# New Handgun Cleaning Question



## Ghost270 (Sep 18, 2011)

I just picked up my first pistol earlier this week and I'm in unfamiliar territory regarding initial cleaning. The pistol in question is a brand new Sig Sauer P2022. The manual strongly states that the gun should be taken stripped and cleaned prior to it's first use. I have successfully disassembled it, after a few false starts trying to, and now I'm staring at the components like I'd stare at the core of a broken nuclear reactor; I have no idea where to begin with either. I can clean a rifle and shotgun, but pistols are new to me . What parts/things should i pay attention to and with what should I clean it with? The pistol came with a small package of Mil-Comm TW-25b grease. Any help would be greatly appreciated! :mrgreen:


----------



## Ra (Jun 28, 2011)

I dont know that I would make this the gospel, as I don't own this firearm, but this should help take away a little of the 'nuclear reactor' phenomenon.

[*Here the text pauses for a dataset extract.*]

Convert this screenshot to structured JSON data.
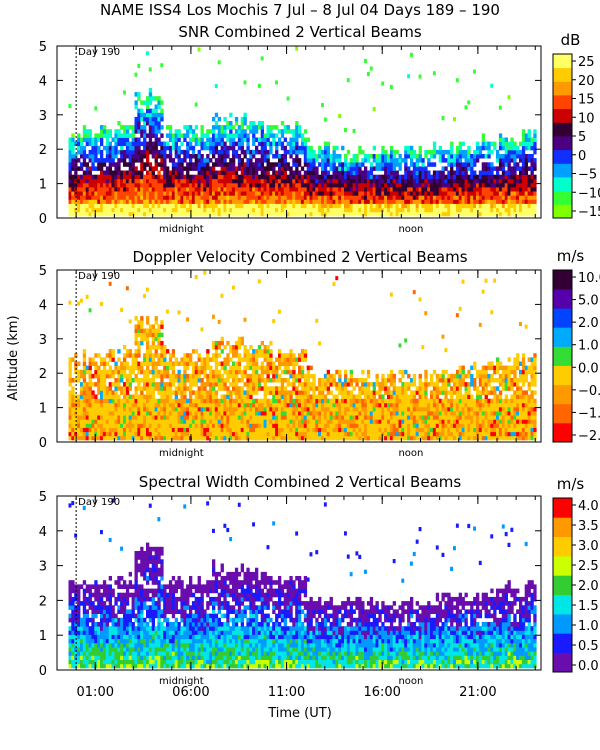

It is just a quick youtube video going over the basics of field stripping the weapon and re-assembly, basic cleaning too.

Maybe some others that are actual owners can chime in and give you some tips on grease/oil locations for frictions spots and some more detailed info in general.

Sig Sauer SP2022 9mm Cleaning - YouTube

I dont think he did, but I would run a dry patch thru the barrel after the oil.


----------